# uberX,uberXL and uber black all in one!?



## Hory (Mar 6, 2015)

Hi guys,

I don't know exactly or if anybody already asked this but,if I sign up for uber as a driver on a black SUV,can I take rides that include uberX,uberXL and Uber black? I want to know if I can take more rides with my car like this because I don't want to be restricted by my car to do just uberXL for example!

Cheers!


----------



## UberHammer (Dec 5, 2014)

Anything that would qualify for black would be too expensive to run for UberX rates in Miami. Just the commercial insurance requirement alone makes the math fail.


----------



## Hory (Mar 6, 2015)

I don`t understant what you just said...


----------



## UberHammer (Dec 5, 2014)

Hory said:


> I don`t understant what you just said...

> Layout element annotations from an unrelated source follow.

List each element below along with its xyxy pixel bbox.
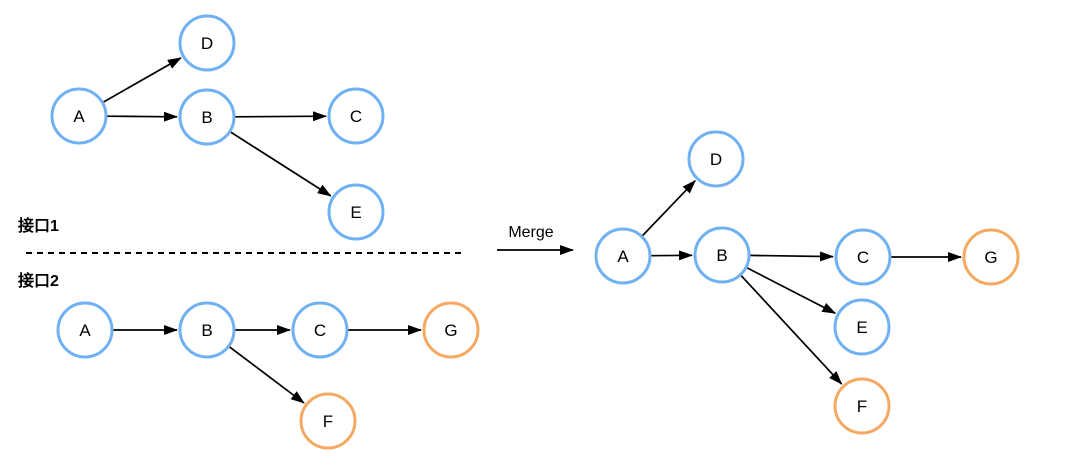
node-merged-G bbox=[962, 228, 1020, 286]
node-interface1-E bbox=[327, 183, 385, 241]
node-interface2-G bbox=[422, 301, 480, 359]
node-merged-D bbox=[687, 130, 745, 188]
layer-edges bbox=[102, 57, 962, 404]
node-label-interface2-G: G bbox=[444, 321, 457, 340]
interface1-label: 接口1 bbox=[18, 216, 59, 235]
node-label-interface1-D: D bbox=[201, 34, 213, 53]
node-merged-B bbox=[693, 226, 751, 284]
node-interface2-F bbox=[299, 392, 357, 450]
node-label-merged-A: A bbox=[617, 247, 629, 266]
edge-interface2-B-F bbox=[228, 345, 305, 404]
merge-label: Merge bbox=[508, 224, 553, 241]
node-label-merged-D: D bbox=[710, 150, 722, 169]
node-interface2-B bbox=[178, 301, 236, 359]
node-label-merged-F: F bbox=[857, 397, 867, 416]
node-interface2-C bbox=[291, 301, 349, 359]
node-label-interface2-C: C bbox=[314, 321, 326, 340]
edge-merged-A-D bbox=[641, 179, 696, 238]
node-label-interface1-C: C bbox=[350, 107, 362, 126]
node-interface2-A bbox=[56, 301, 114, 359]
edge-merged-B-E bbox=[745, 266, 837, 315]
node-label-interface2-F: F bbox=[323, 412, 333, 431]
node-interface1-A bbox=[50, 87, 108, 145]
layer-annotations: 接口1 接口2 Merge bbox=[18, 216, 574, 290]
node-merged-A bbox=[594, 227, 652, 285]
node-label-merged-B: B bbox=[716, 246, 727, 265]
node-merged-E bbox=[833, 298, 891, 356]
node-label-interface1-B: B bbox=[201, 108, 212, 127]
layer-nodes: A D B C E A B C G F A D B C G E F bbox=[50, 14, 1020, 450]
node-label-interface2-B: B bbox=[201, 321, 212, 340]
node-label-interface2-A: A bbox=[79, 321, 91, 340]
node-interface1-B bbox=[178, 88, 236, 146]
node-interface1-C bbox=[327, 87, 385, 145]
node-label-interface1-E: E bbox=[350, 203, 361, 222]
edge-interface1-B-C bbox=[233, 111, 327, 122]
node-label-merged-E: E bbox=[856, 318, 867, 337]
edge-interface1-B-E bbox=[229, 130, 332, 197]
node-label-merged-G: G bbox=[984, 248, 997, 267]
node-merged-C bbox=[834, 228, 892, 286]
edge-interface1-A-D bbox=[102, 57, 182, 104]
edge-merged-B-C bbox=[748, 251, 834, 262]
node-interface1-D bbox=[178, 14, 236, 72]
node-merged-F bbox=[833, 377, 891, 435]
node-label-merged-C: C bbox=[857, 248, 869, 267]
interface2-label: 接口2 bbox=[18, 271, 59, 290]
edge-merged-B-F bbox=[739, 274, 843, 385]
node-label-interface1-A: A bbox=[73, 107, 85, 126]
edge-interface1-A-B bbox=[105, 111, 178, 122]
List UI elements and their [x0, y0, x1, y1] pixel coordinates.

To qualify for black, you have to pay for your own commercial insurance. That alone costs around $10k per year.


----------



## Ripd (Feb 10, 2015)

Hory said:


> I don`t understant what you just said...


Yikes


----------



## Hory (Mar 6, 2015)

Oh,I see...didn't know it's different insurance policies for uberX(XL) and uber black! Thanks


----------



## Sydney Uber (Apr 15, 2014)

Hory said:


> Hi guys,
> 
> I don't know exactly or if anybody already asked this but,if I sign up for uber as a driver on a black SUV,can I take rides that include uberX,uberXL and Uber black? I want to know if I can take more rides with my car like this because I don't want to be restricted by my car to do just uberXL for example!
> 
> Cheers!


I know where you're coming from Hory, but listen to @UberHammer . If you start chasing $5 - $15 fares with a 30k+ car with yearly statutory costs over 10k is a shortcut to bankruptcy.

Black/SUV drivers spend a lot of time between pings just staring at their navals. I put it to our local office that once UBERX surges past 2.6x then Black cars be offered X surge work. Making use of under-utilised Black cars and giving X riders a Better ride for the price they were paying.

Nah, didn't get past the gate-keepers! I guess it's OK for X cars to cannibalise Black work and down sell riders, but not Black cars giving upgrades and up selling to X riders. Go figure


----------